In United States v. Funds in Amount of One Hundred Thousand and Twenty Dollars, the Seventh Circuit held that the claimants' affidavit was sufficient to overcome summary judgment on the forfeitability issue. It explained that the "affidavit testimony is sufficient to create a dispute of material fact.... If believed, [the] affidavit testimony provides the trier of fact with a basis for finding that [claimant] legally accrued (or, at least, could have legally accrued) the Funds.... Perhaps the government's evidence... seemed weightier than [the] affidavit testimony. But, as stated above, such determinations are properly left to the trier of fact." 730 F.3d 711, 718-19 (7th Cir. 2013); see id. at 717 ("To reject testimony because it is unsubstantiated and self-serving is to weigh the strength of the evidence or make credibility determinations-tasks belonging to the trier of fact."); Payne v. Pauley, 337 F.3d 767, 771 (7th Cir. 2003) ("We have routinely found that a nonmoving party's own affidavit can constitute affirmative evidence to defeat a summary judgment motion.").

The court concludes that there is a dispute of material fact about whether the claimants legitimately acquired the funds. That dispute precludes summary judgment in the government's favor on the issue of forfeitability.

IV. RULE TO SHOW CAUSE

Although the court holds that the claimants have established standing, the court has serious doubts that claimants will be able to demonstrate their ownership interest in the funds at trial or in a summary judgment proceeding on the question of ownership. The Seventh Circuit generally allows a "self-serving" affidavit to create questions of fact to overcome summary judgment, but that rule has a significant exception. In $100, 120, the Seventh Circuit warned: "[W]e do not allow litigants to manufacture material fact questions by affidavit testimony that contradicts prior sworn testimony." 730 F.3d at 718.

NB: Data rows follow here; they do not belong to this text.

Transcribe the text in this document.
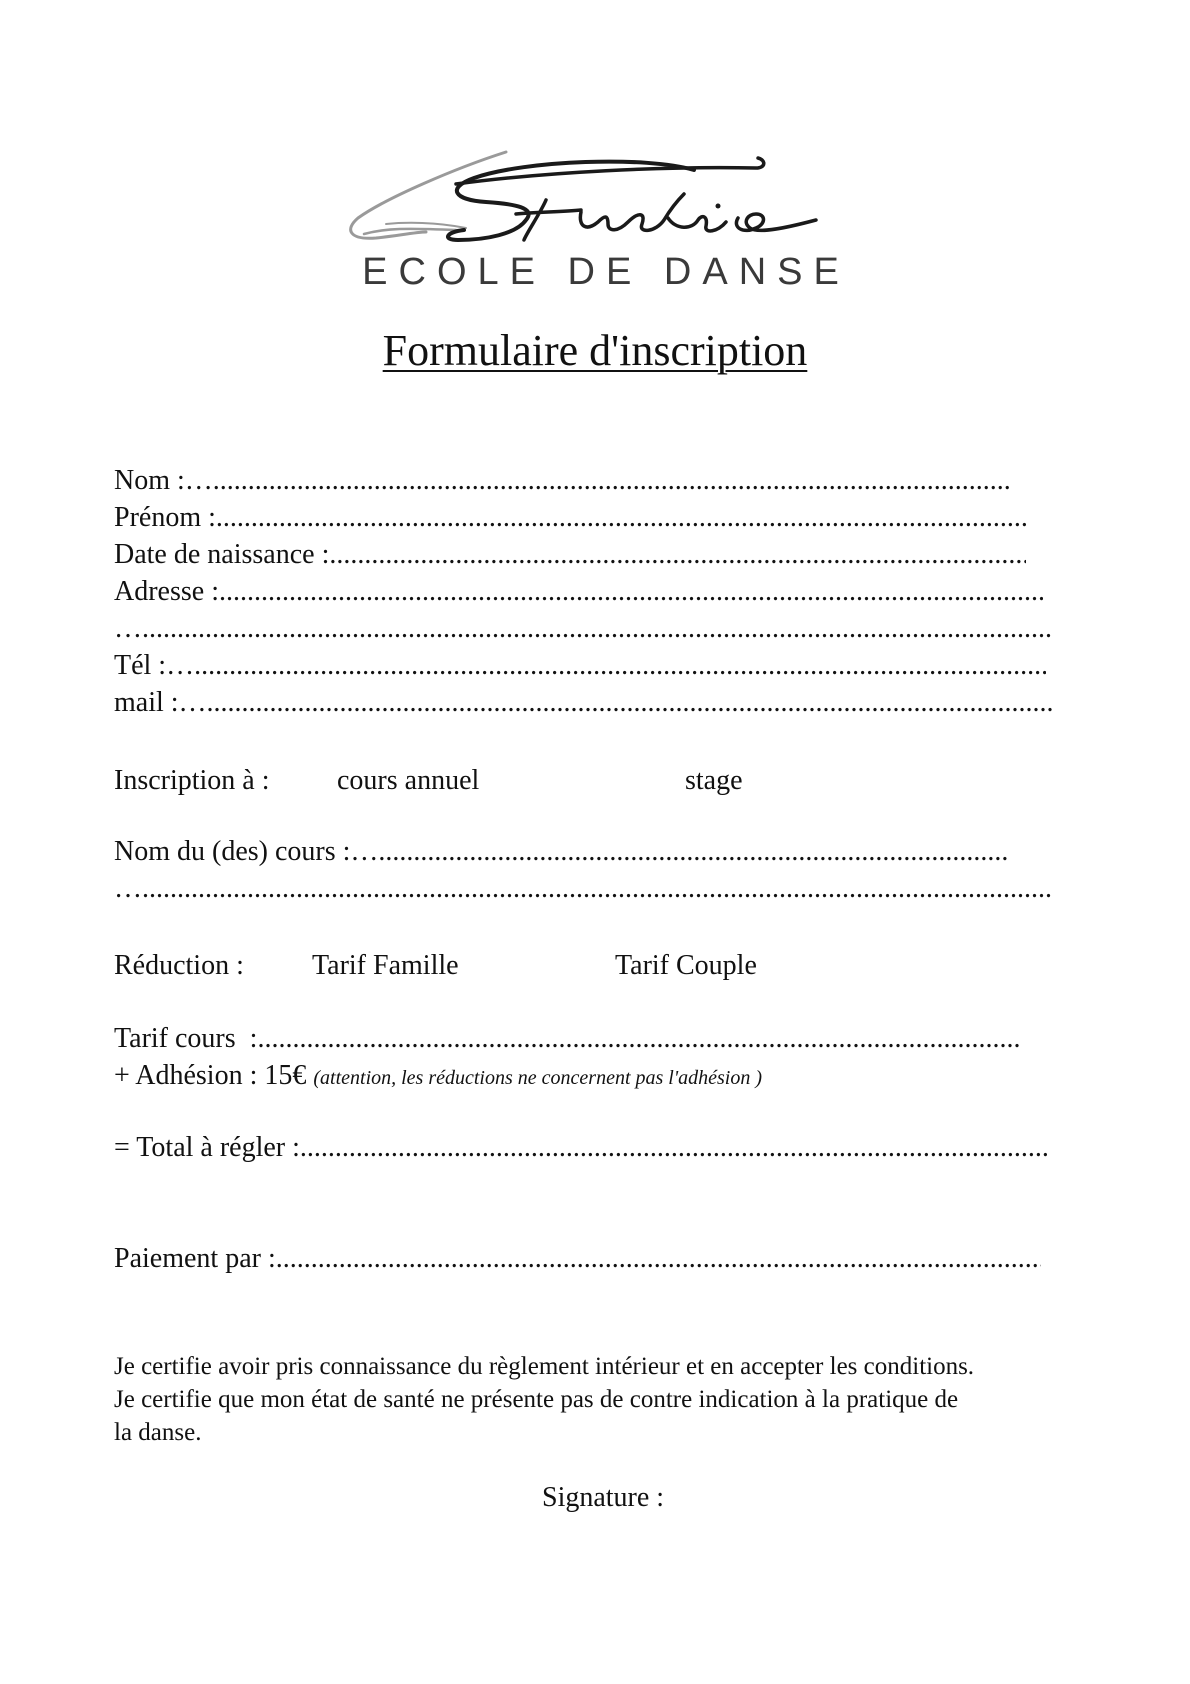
ECOLE DE DANSE
Formulaire d'inscription
Nom :…
.....
Prénom :
.....
Date de naissance :
.....
Adresse :
.....
…
.....
Tél :…
.....
mail :…
.....
Inscription à : cours annuel	stage
Nom du (des) cours :…
.....
…
.....
Réduction : Tarif Famille	Tarif Couple
Tarif cours  :
.....
+ Adhésion : 15€ (attention, les réductions ne concernent pas l'adhésion )
= Total à régler :
.....
Paiement par :
.....
Je certifie avoir pris connaissance du règlement intérieur et en accepter les conditions.
Je certifie que mon état de santé ne présente pas de contre indication à la pratique de
la danse.
Signature :
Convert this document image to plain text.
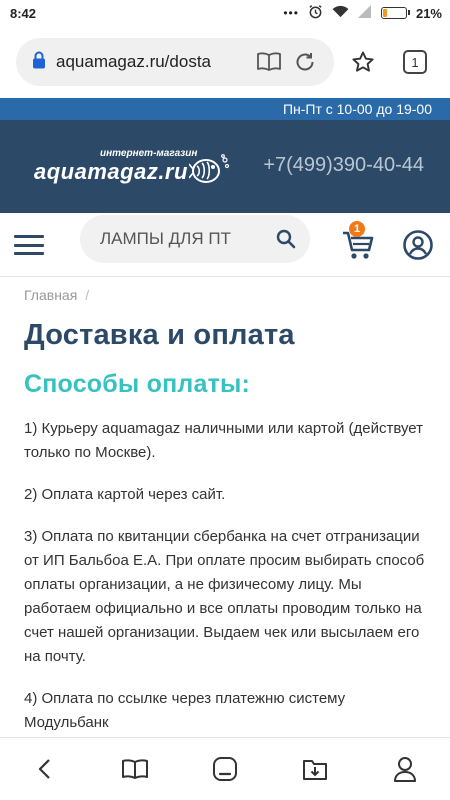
8:42	•••	21%
aquamagaz.ru/dosta	1
Пн-Пт с 10-00 до 19-00
интернет-магазин
aquamagaz.ru	+7(499)390-40-44
ЛАМПЫ ДЛЯ ПТ
1
Главная /
Доставка и оплата
Способы оплаты:

1) Курьеру aquamagaz наличными или картой (действует только по Москве).

2) Оплата картой через сайт.

3) Оплата по квитанции сбербанка на счет отгранизации от ИП Бальбоа Е.А. При оплате просим выбирать способ оплаты организации, а не физичесому лицу. Мы работаем официально и все оплаты проводим только на счет нашей организации. Выдаем чек или высылаем его на почту.

4) Оплата по ссылке через платежню систему Модульбанк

Here, Claimants do not contest that they previously disclaimed ownership of the funds. In sworn depositions, both claimants agreed that their previous disclaimers of the funds were truthful. The only countervailing evidence claimants cite is their claim itself. Claimants cannot rely solely on their affidavits to establish their ownership interest in the funds, as those affidavits were contradicted by their prior sworn testimony.

Although the government cannot prevail on their motion for summary judgment based on standing, the court finds it unlikely that the claimants have sufficient evidentiary support to overcome summary judgment on the merits of their claim of ownership. The court orders the claimants to show cause why the court should not grant summary judgment in favor of the government for lack of evidentiary support for their ownership claim. See Acequia, Inc. v. Prudential Ins. Co. of Am., 226 F.3d 798, 807 (7th Cir. 2000) ("A district court is permitted to enter summary judgment sua sponte if the losing party has proper notice that the court is considering granting summary judgment and the losing party has a fair opportunity to present evidence in opposition."); Celotex Corp. v. Catrett, 477 U.S. 317, 326 (1986) ("[D]istrict courts are widely acknowledged to possess the power to enter summary judgments sua sponte, so long as the losing party was on notice that she had to come forward with all of her evidence.").

V. CONCLUSION

For the reasons stated above, the government's motion for summary judgment is denied. Claimants are ordered to show cause within 21 days why the court should not grant summary judgment in favor of the government on the merits of their ownership claim.